Cinta seorang gadis psycopath(21+)

PROSES PERCERAIAN



PROSES PERCERAIAN

0"Ku akui aku memang tergila-gila padamu, Cha. Tapi, pikiran buruk untuk membunuh Andra atau ingin dia segera mati sedikitpun tidak terlintas di benakku. Apalagi, setelah kutahu kalau dia adalah saudaraku seayah. Walau beda ibu. Aku juga sama sedih dan terpukulnya seperti dirimu," jelas Axel.     

"Hahaha! Omong kosong. Siapa yang percaya sama kamu? Hanya orang bodoh! Jika memang kau tahu apa yang Andra butuhkan, kenapa kau tidak melakukn tes kecocokan sum-sum tulang belakang? Kemungkinan cocok juga 80% karena kalian satu ayah. Tapi, kau diam saja!"     

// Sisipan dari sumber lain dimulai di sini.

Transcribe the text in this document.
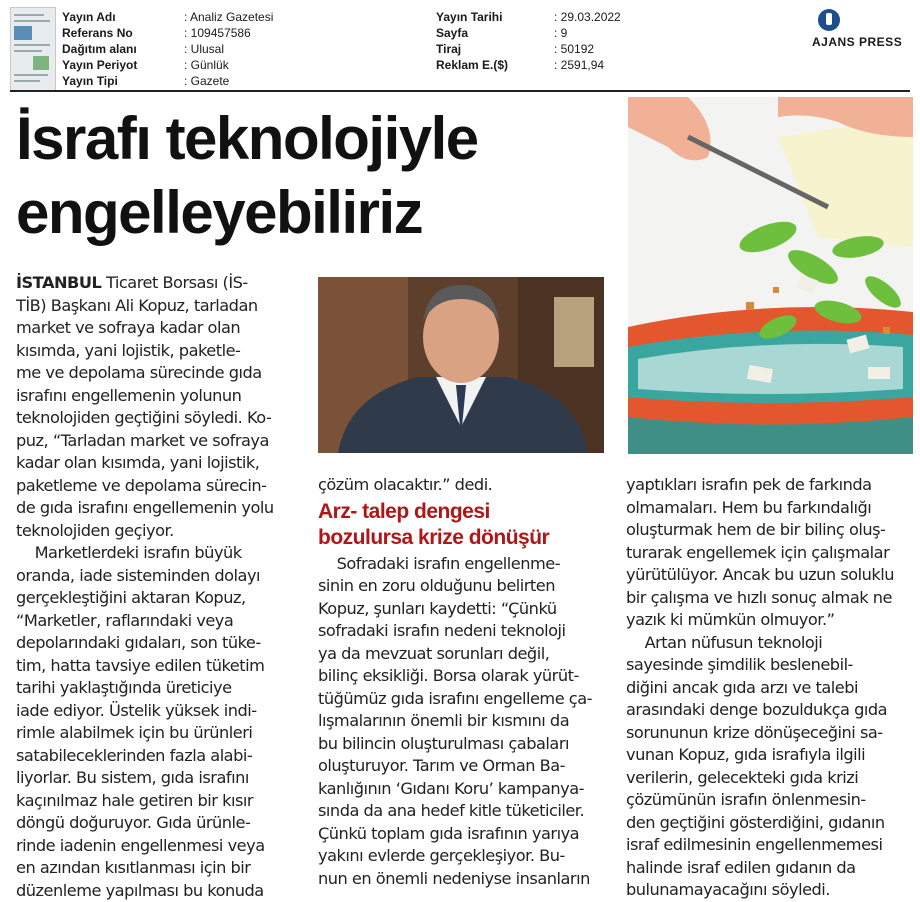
Yayın Adı	: Analiz Gazetesi
Referans No	: 109457586
Dağıtım alanı	: Ulusal
Yayın Periyot	: Günlük
Yayın Tipi	: Gazete
Yayın Tarihi	: 29.03.2022
Sayfa	: 9
Tiraj	: 50192
Reklam E.($)	: 2591,94
AJANS PRESS
İsrafı teknolojiyle
engelleyebiliriz
İSTANBUL Ticaret Borsası (İS-
TİB) Başkanı Ali Kopuz, tarladan
market ve sofraya kadar olan
kısımda, yani lojistik, paketle-
me ve depolama sürecinde gıda
israfını engellemenin yolunun
teknolojiden geçtiğini söyledi. Ko-
puz, “Tarladan market ve sofraya
kadar olan kısımda, yani lojistik,
paketleme ve depolama sürecin-
de gıda israfını engellemenin yolu
teknolojiden geçiyor.
Marketlerdeki israfın büyük
oranda, iade sisteminden dolayı
gerçekleştiğini aktaran Kopuz,
“Marketler, raflarındaki veya
depolarındaki gıdaları, son tüke-
tim, hatta tavsiye edilen tüketim
tarihi yaklaştığında üreticiye
iade ediyor. Üstelik yüksek indi-
rimle alabilmek için bu ürünleri
satabileceklerinden fazla alabi-
liyorlar. Bu sistem, gıda israfını
kaçınılmaz hale getiren bir kısır
döngü doğuruyor. Gıda ürünle-
rinde iadenin engellenmesi veya
en azından kısıtlanması için bir
düzenleme yapılması bu konuda
çözüm olacaktır.” dedi.
Arz- talep dengesi
bozulursa krize dönüşür
Sofradaki israfın engellenme-
sinin en zoru olduğunu belirten
Kopuz, şunları kaydetti: “Çünkü
sofradaki israfın nedeni teknoloji
ya da mevzuat sorunları değil,
bilinç eksikliği. Borsa olarak yürüt-
tüğümüz gıda israfını engelleme ça-
lışmalarının önemli bir kısmını da
bu bilincin oluşturulması çabaları
oluşturuyor. Tarım ve Orman Ba-
kanlığının ‘Gıdanı Koru’ kampanya-
sında da ana hedef kitle tüketiciler.
Çünkü toplam gıda israfının yarıya
yakını evlerde gerçekleşiyor. Bu-
nun en önemli nedeniyse insanların
yaptıkları israfın pek de farkında
olmamaları. Hem bu farkındalığı
oluşturmak hem de bir bilinç oluş-
turarak engellemek için çalışmalar
yürütülüyor. Ancak bu uzun soluklu
bir çalışma ve hızlı sonuç almak ne
yazık ki mümkün olmuyor.”
Artan nüfusun teknoloji
sayesinde şimdilik beslenebil-
diğini ancak gıda arzı ve talebi
arasındaki denge bozuldukça gıda
sorununun krize dönüşeceğini sa-
vunan Kopuz, gıda israfıyla ilgili
verilerin, gelecekteki gıda krizi
çözümünün israfın önlenmesin-
den geçtiğini gösterdiğini, gıdanın
israf edilmesinin engellenmemesi
halinde israf edilen gıdanın da
bulunamayacağını söyledi.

"Itu karena dia… " Axel tidak meneruskan kalimatnya. Dia teringat pesan mendiang Andra sebelum kepergiannya, saat mereka di kamar berdua, agar merahasiakan dari siapapun termasuk Chaliya.     

"Ini sudah fatal. Dokter baru tahu, maka itulah alasaku kenapa aku melarang siapapun mencari donor sum-sum tulang belakang untukku. Biarlah aku begini saja menunggu kematianku," ucap Andra kala itu.     

"Dia kenapa? Menolak? Semua tahu. Tapi, jika tetap dilakukan, dia dengan fisik lemah tidak akan bisa menolak."     

"Maafkan aku, Cha." Axel menunduk sedih.     

"Kau pergilah dari sini! Aku muak melihatmu!" teriak Chaliya.     

Axel tetap bergeming. Sedikipun tidak beranjak dari tempatnya.     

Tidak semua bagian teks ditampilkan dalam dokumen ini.